PillarofBalance said:


> Ephedrine and caffeine *skip the aspirin
> 
> Nothing you get at a shop shop is effective as a fat burner
> 
> ...



yea,I totally agree and to me..shit doesn't match...if she's already "really" lean....how much leaner is she trying to get and if it's not for a comp...she won't be able to maintain it the way he's making it sound...interesting...


----------



## Seeker (Jan 15, 2018)

Being shredded comes with it's complications as it relates to being very low in Bf% which long term is not only unrealistic but also dangerous to ones health and normal hormonal levels. Especially for women. People are so caught up in what they see in social media but the truth it's not all what it appears to be. Not saying that's what your girl is doing but I've seen 1st hand the complications people, especially women, face being " shredded" long term.
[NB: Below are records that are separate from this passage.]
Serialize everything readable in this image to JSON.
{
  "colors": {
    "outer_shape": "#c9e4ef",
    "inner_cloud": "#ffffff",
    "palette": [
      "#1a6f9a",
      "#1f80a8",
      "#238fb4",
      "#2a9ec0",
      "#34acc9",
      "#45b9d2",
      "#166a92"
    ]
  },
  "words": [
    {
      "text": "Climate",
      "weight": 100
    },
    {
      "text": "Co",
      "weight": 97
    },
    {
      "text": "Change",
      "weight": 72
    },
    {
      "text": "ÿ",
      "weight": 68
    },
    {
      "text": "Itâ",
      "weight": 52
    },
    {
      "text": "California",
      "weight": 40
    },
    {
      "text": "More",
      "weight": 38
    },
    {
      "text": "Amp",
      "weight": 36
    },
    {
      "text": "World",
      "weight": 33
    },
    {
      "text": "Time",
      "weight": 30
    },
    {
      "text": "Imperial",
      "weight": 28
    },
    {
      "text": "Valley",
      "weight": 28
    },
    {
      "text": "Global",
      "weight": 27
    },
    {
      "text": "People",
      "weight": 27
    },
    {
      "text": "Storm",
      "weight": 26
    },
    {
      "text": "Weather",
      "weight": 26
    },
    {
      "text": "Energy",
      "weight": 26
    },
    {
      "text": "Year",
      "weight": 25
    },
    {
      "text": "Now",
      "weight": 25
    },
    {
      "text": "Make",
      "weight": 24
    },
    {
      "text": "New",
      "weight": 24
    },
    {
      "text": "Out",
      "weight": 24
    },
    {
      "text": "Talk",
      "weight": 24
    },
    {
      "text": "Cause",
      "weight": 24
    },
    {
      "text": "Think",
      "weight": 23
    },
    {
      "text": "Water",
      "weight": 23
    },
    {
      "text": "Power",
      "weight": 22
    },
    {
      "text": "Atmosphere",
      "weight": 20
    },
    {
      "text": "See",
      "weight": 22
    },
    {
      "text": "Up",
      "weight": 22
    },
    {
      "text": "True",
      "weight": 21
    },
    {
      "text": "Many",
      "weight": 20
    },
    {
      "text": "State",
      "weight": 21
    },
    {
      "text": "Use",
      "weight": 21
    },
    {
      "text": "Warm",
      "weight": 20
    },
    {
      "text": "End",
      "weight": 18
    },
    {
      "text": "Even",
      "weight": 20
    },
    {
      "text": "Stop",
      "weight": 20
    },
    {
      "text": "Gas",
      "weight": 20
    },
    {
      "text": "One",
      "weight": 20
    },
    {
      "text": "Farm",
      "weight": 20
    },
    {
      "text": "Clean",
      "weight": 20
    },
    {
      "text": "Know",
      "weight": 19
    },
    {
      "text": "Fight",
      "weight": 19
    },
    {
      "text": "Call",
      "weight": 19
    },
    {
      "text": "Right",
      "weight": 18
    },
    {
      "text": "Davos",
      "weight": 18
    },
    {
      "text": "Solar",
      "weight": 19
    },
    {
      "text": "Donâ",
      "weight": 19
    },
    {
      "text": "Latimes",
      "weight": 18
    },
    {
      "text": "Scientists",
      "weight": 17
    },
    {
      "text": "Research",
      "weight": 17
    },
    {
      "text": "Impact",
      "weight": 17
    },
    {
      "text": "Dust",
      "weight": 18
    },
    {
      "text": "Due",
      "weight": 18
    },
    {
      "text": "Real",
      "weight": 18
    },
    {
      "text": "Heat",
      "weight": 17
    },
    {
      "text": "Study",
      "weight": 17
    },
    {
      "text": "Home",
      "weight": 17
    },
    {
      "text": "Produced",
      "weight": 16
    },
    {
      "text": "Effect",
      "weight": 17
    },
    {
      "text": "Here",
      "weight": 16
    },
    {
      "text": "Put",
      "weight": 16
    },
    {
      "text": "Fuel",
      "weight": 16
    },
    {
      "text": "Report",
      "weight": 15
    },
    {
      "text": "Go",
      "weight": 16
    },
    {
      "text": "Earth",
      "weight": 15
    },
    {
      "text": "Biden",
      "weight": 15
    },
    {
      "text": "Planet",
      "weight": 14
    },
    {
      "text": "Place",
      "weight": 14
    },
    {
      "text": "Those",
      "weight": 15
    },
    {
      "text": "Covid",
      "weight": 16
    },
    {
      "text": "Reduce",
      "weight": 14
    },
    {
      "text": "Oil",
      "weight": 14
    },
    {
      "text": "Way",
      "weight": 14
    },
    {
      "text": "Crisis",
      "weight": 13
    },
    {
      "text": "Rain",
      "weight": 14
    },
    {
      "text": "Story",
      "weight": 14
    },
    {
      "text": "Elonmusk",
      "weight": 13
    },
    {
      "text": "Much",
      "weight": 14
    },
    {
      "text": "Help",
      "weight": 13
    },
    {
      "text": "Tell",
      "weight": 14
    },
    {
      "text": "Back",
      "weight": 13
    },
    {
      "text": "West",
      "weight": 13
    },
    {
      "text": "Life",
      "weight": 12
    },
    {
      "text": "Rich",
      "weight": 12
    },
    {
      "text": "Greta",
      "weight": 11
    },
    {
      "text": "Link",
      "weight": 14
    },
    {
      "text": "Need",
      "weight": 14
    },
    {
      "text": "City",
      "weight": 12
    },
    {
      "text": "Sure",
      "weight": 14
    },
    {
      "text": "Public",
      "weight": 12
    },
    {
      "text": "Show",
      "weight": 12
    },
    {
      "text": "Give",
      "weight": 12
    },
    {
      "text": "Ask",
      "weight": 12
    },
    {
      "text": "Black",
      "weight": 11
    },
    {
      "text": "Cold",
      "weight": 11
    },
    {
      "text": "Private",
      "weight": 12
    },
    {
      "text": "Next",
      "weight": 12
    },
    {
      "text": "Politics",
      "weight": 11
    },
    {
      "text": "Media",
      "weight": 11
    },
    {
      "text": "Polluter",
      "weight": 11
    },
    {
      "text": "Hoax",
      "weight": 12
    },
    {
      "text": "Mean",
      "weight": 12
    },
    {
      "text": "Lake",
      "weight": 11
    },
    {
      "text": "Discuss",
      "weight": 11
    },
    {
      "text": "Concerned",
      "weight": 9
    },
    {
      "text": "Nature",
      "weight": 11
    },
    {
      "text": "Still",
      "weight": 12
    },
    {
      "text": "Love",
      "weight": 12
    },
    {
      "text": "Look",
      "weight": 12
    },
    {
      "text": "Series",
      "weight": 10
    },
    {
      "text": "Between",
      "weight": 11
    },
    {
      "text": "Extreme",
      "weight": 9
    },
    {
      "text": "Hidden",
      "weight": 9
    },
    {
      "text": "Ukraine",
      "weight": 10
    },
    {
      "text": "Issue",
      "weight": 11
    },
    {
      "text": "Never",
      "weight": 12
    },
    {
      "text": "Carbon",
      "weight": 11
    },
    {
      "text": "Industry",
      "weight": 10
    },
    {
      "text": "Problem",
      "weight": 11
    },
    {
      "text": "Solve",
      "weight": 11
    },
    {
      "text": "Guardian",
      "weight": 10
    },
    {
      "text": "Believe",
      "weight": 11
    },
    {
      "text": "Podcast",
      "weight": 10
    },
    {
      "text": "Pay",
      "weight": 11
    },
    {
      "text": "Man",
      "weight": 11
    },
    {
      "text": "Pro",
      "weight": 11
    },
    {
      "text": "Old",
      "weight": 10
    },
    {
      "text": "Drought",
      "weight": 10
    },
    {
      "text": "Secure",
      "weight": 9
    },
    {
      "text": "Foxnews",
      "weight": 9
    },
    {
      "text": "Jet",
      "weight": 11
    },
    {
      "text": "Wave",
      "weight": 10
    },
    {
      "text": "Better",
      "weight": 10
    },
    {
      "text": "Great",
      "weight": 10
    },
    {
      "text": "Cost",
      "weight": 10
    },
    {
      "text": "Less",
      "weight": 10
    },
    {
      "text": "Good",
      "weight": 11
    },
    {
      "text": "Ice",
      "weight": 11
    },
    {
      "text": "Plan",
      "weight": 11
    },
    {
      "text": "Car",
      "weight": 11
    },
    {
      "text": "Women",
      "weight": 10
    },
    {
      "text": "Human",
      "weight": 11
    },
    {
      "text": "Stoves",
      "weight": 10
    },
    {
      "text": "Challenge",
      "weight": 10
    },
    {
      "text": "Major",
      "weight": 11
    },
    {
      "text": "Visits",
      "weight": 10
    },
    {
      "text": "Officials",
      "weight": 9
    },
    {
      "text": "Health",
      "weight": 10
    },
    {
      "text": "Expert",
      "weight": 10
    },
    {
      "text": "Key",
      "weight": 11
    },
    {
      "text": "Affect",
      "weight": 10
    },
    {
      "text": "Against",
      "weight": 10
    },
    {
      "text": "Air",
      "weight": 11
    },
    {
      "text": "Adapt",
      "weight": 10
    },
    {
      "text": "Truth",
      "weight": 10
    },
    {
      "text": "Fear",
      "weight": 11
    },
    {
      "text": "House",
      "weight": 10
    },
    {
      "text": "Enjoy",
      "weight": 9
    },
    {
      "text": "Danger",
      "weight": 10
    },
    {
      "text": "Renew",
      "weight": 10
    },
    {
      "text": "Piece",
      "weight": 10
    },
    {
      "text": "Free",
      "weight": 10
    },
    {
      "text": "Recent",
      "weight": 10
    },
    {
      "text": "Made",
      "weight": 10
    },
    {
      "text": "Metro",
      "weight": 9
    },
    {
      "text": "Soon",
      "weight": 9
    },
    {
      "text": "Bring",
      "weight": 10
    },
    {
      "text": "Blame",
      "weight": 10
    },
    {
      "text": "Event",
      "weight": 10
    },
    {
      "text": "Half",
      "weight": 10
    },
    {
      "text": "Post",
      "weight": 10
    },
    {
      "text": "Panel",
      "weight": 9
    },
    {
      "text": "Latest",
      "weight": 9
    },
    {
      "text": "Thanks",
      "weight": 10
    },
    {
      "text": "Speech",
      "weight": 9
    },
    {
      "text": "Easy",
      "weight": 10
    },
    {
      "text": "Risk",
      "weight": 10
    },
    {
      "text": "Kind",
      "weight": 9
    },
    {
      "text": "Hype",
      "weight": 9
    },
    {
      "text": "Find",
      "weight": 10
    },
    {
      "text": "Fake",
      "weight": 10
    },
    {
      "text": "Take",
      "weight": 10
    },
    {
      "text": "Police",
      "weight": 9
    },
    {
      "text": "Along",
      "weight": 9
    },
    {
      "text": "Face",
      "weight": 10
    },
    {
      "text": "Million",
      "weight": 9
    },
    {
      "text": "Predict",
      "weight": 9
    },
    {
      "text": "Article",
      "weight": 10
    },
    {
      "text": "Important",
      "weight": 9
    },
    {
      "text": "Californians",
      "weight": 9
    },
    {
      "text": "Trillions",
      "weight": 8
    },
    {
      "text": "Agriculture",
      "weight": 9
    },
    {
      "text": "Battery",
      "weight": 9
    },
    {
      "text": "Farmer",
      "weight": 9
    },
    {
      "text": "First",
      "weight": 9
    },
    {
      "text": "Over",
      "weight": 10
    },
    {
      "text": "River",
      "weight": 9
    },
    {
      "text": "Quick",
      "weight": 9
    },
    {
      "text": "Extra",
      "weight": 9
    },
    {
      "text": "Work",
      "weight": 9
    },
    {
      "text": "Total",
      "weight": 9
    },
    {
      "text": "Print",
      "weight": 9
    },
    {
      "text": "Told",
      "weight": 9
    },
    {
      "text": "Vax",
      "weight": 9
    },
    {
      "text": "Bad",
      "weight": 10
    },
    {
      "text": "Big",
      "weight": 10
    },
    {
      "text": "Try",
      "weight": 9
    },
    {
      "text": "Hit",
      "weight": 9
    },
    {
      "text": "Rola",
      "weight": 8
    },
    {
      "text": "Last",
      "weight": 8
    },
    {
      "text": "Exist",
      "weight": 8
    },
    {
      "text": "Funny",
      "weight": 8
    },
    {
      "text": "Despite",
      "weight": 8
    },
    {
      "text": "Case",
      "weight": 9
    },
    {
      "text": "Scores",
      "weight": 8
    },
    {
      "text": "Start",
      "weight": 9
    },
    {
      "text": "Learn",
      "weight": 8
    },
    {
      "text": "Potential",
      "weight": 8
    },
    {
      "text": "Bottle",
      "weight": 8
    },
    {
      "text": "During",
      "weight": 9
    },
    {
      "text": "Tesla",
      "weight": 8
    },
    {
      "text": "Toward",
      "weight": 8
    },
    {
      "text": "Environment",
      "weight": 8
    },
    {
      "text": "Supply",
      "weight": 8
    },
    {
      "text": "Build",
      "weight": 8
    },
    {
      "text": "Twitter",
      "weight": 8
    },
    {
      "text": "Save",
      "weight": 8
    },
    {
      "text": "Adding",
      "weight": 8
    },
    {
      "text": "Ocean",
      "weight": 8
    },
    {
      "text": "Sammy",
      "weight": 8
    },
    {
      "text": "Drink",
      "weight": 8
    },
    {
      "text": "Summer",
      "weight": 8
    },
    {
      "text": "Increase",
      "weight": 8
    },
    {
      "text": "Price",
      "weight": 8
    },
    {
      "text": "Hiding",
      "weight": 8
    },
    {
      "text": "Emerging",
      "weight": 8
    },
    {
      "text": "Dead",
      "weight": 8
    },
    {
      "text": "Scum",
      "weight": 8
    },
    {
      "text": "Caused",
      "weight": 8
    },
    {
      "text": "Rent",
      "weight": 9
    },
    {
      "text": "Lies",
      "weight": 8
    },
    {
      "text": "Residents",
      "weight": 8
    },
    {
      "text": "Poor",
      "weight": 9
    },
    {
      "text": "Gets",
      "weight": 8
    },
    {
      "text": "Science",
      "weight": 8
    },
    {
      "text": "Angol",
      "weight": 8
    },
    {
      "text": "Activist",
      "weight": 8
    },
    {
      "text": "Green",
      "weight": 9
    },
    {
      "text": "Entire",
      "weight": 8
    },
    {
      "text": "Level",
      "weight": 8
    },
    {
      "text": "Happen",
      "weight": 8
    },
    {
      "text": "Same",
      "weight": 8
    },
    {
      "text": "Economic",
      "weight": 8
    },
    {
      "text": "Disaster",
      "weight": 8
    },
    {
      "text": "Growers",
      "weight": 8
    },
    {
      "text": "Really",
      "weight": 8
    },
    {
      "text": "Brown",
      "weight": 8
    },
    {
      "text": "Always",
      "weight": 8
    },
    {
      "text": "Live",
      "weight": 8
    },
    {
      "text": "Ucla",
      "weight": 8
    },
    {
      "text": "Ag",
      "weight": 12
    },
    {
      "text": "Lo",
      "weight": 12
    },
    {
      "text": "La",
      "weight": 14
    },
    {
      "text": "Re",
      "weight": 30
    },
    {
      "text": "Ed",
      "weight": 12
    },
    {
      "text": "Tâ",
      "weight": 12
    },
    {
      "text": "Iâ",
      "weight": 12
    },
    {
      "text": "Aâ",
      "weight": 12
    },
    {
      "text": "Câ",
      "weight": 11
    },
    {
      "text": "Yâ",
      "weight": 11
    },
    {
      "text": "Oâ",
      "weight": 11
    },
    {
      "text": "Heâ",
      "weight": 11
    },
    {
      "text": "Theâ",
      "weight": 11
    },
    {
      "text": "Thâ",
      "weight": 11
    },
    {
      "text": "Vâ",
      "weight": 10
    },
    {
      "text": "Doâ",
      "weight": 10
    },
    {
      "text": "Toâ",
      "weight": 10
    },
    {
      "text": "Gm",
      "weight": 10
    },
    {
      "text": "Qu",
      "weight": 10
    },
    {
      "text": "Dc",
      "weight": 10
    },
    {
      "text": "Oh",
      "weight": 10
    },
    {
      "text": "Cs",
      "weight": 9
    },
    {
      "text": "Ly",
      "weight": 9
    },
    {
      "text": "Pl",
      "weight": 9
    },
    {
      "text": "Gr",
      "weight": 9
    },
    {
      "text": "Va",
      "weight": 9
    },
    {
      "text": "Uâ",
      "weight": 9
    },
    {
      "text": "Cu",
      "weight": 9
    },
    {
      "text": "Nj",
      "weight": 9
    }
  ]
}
Even short term.   Being fit is one thing.. oh btw..libido wise? Lol careful what you wish for.


----------



## bvs (Jan 16, 2018)

Yohimbine and l-carnitine


----------



## Texan69 (Jan 16, 2018)

I think y’all may be loosing what I’m saying, yes she wants to get her body comp ready and then compete in the fall. Basically she’s doing a comp prep but not entering shows. More of a contest with her self. She’s not trying to get to a low BF% and maintain it. She understands it’s not healthy to stay year round at a low low %. She’s just a very goal driven person. I’m telling her she may as well do a comp if she’s gonna put in the work bit I think she’s wanting to see how her results are as a confidence boost before competing. I’m telling her so what if you don’t do well just try and see how it goes but she is scared of failing. I don’t compete so I guess I don’t understand haha. But I did many sports for my whole life and was always like I’m just gonna give it my all so what if I fail I tried my best. She also wants to get the most out of her cycle just like us guys are always trying to find the best stack with test etc. we like to play around with your cycles by adding deca, dbol or tren etc to see how effective we can make our cycle. I guess that’s her mentality


----------



## Seeker (Jan 16, 2018)

I guess she'looking to do a mock contest prep. There s nothing wrong with that being she's never competed before but it's still very taxing. It's those last few weeks that really matter though. She should speak with a coach.


----------



## Gibsonator (Jan 16, 2018)

would be great if you could show us where her current physique is at


----------